I can say the same about any potential change to the blade rules. People have been talking about blade liberalization, permitting new materials or thicker layers of non-wood fibers. Adding more materials will make the sport faster - you don't see companies marketing new blades or rubber as "New! Improved! 20% slower!" Technology keeps making things faster; the rules should try to counter it, not help accelerate it.

The material advances also hurt the diversity of play styles. I don't think many choppers are excited each time a new attacking blade or rubber is produced. Among world class players, the number of choppers continues to decrease.

I could go deep and argue against the technical reasons in the rationales provided (they are not logical in my opinion), but I don't know if that matters. The rationale for this new proposition doesn't say the intention is to speed up the game, but that would be the end result. I hope someone at the AGM will speak up against it.

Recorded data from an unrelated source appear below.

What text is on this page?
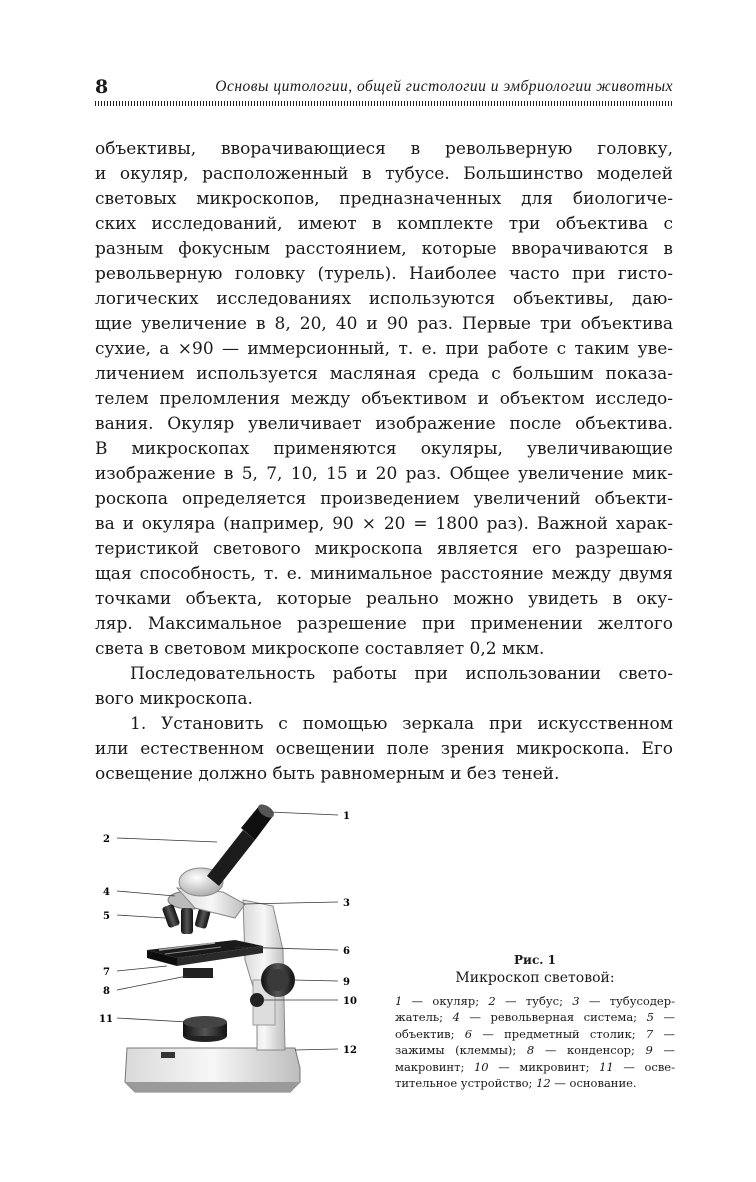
8	Основы цитологии, общей гистологии и эмбриологии животных
объективы, вворачивающиеся в револьверную головку,
и окуляр, расположенный в тубусе. Большинство моделей
световых микроскопов, предназначенных для биологиче-
ских исследований, имеют в комплекте три объектива с
разным фокусным расстоянием, которые вворачиваются в
револьверную головку (турель). Наиболее часто при гисто-
логических исследованиях используются объективы, даю-
щие увеличение в 8, 20, 40 и 90 раз. Первые три объектива
сухие, а ×90 — иммерсионный, т. е. при работе с таким уве-
личением используется масляная среда с большим показа-
телем преломления между объективом и объектом исследо-
вания. Окуляр увеличивает изображение после объектива.
В микроскопах применяются окуляры, увеличивающие
изображение в 5, 7, 10, 15 и 20 раз. Общее увеличение мик-
роскопа определяется произведением увеличений объекти-
ва и окуляра (например, 90 × 20 = 1800 раз). Важной харак-
теристикой светового микроскопа является его разрешаю-
щая способность, т. е. минимальное расстояние между двумя
точками объекта, которые реально можно увидеть в оку-
ляр. Максимальное разрешение при применении желтого
света в световом микроскопе составляет 0,2 мкм.
Последовательность работы при использовании свето-
вого микроскопа.
1. Установить с помощью зеркала при искусственном
или естественном освещении поле зрения микроскопа. Его
освещение должно быть равномерным и без теней.
1
2
3
4
5
6
7
8
9
10
11
12
Рис. 1
Микроскоп световой:
1 — окуляр; 2 — тубус; 3 — тубусодер-
жатель; 4 — револьверная система; 5 —
объектив; 6 — предметный столик; 7 —
зажимы (клеммы); 8 — конденсор; 9 —
макровинт; 10 — микровинт; 11 — осве-
тительное устройство; 12 — основание.
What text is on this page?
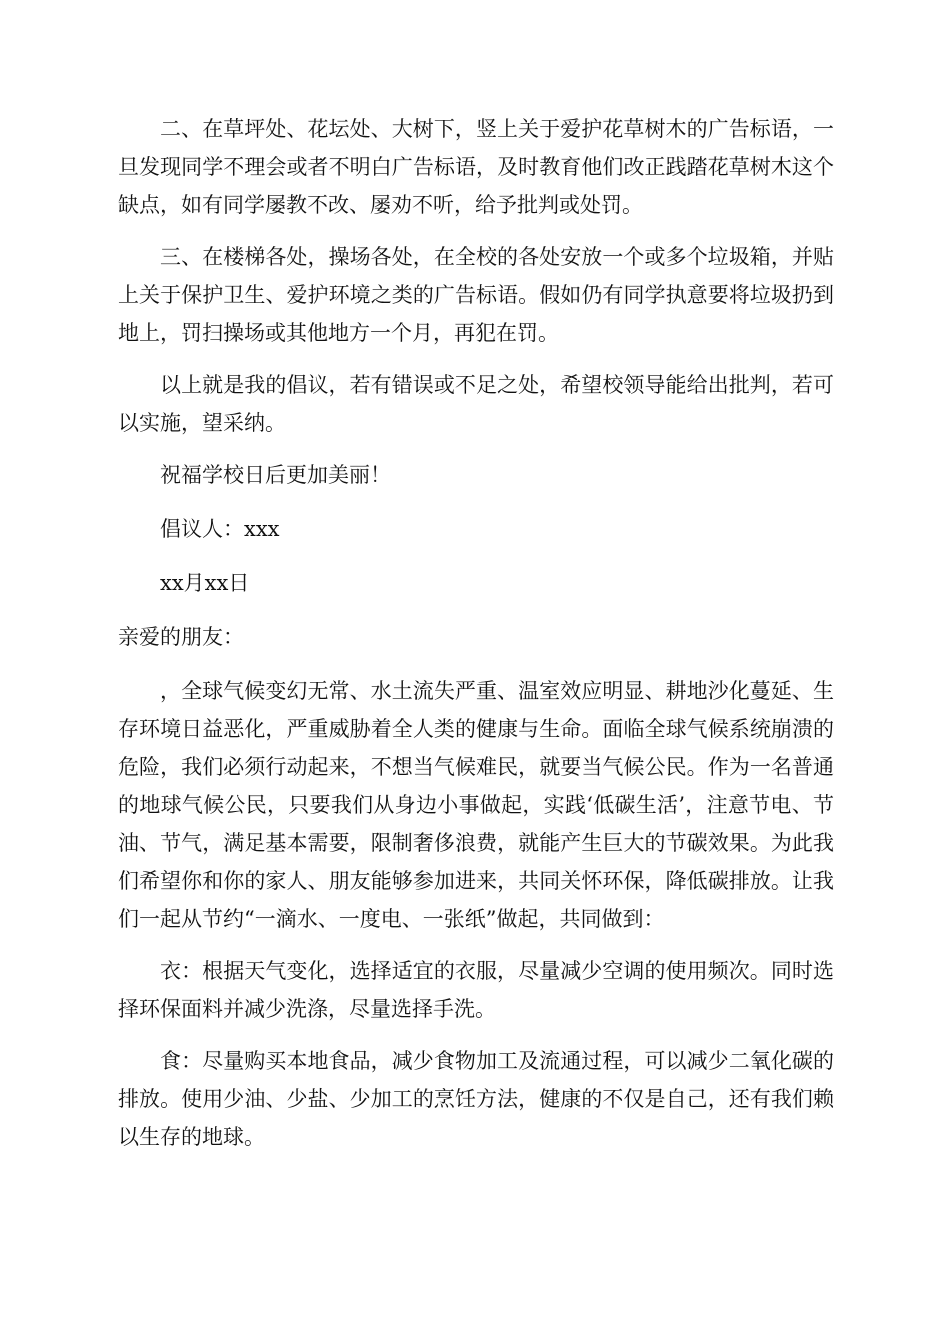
二、在草坪处、花坛处、大树下，竖上关于爱护花草树木的广告标语，一旦发现同学不理会或者不明白广告标语，及时教育他们改正践踏花草树木这个缺点，如有同学屡教不改、屡劝不听，给予批判或处罚。

三、在楼梯各处，操场各处，在全校的各处安放一个或多个垃圾箱，并贴上关于保护卫生、爱护环境之类的广告标语。假如仍有同学执意要将垃圾扔到地上，罚扫操场或其他地方一个月，再犯在罚。

以上就是我的倡议，若有错误或不足之处，希望校领导能给出批判，若可以实施，望采纳。

祝福学校日后更加美丽！

倡议人：xxx

xx月xx日

亲爱的朋友：

，全球气候变幻无常、水土流失严重、温室效应明显、耕地沙化蔓延、生存环境日益恶化，严重威胁着全人类的健康与生命。面临全球气候系统崩溃的危险，我们必须行动起来，不想当气候难民，就要当气候公民。作为一名普通的地球气候公民，只要我们从身边小事做起，实践‘低碳生活’，注意节电、节油、节气，满足基本需要，限制奢侈浪费，就能产生巨大的节碳效果。为此我们希望你和你的家人、朋友能够参加进来，共同关怀环保，降低碳排放。让我们一起从节约“一滴水、一度电、一张纸”做起，共同做到：

衣：根据天气变化，选择适宜的衣服，尽量减少空调的使用频次。同时选择环保面料并减少洗涤，尽量选择手洗。

食：尽量购买本地食品，减少食物加工及流通过程，可以减少二氧化碳的排放。使用少油、少盐、少加工的烹饪方法，健康的不仅是自己，还有我们赖以生存的地球。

Wednesday, February 7, 2024


It's been a while. Almost ten years it seems.

In 2014 I was a fairly active referee, working about 15 tournaments per year.

I was a member of the USATT Board of Directors. It was a good board; people got along, we had healthy arguments, and advancement of the association came first. There was very little politics. We had just hired a new CEO, Gordon Kaye. I finished my four-year term in 2016.

I was also a member of the ITTF Equipment Committee. This took a decent amount of my time. For my first few terms there was not much politics in the committee, but there was a lot of politics in the ITTF as a whole. The sport always came first for me, and perhaps my unwillingness to play politics hindered my effectiveness there.

I was responsible for racket coverings, and in that role helped make a few million dollars for the ITTF. I was also able to put dozens of little things into the rules that improve the sport's integrity today. But I could no longer bear the environment and the drastic emphasis on marketing rather than science and fair play. I left quietly in 2023 after ten years of service, my only reward being personal satisfaction for helping the sport survive. So be it.

Today I'm at the lowest amount of table tennis activity I've had for 20 years. I still officiate at tournaments once in a while, and still serve as competition manager at the NCTTA Championships, but that's it. It's hard to say whether I left the sport, or the sport left me.

But I still keep an eye on things. Sometimes I see things that I think table tennis fans should care about. Maybe I'll write about them.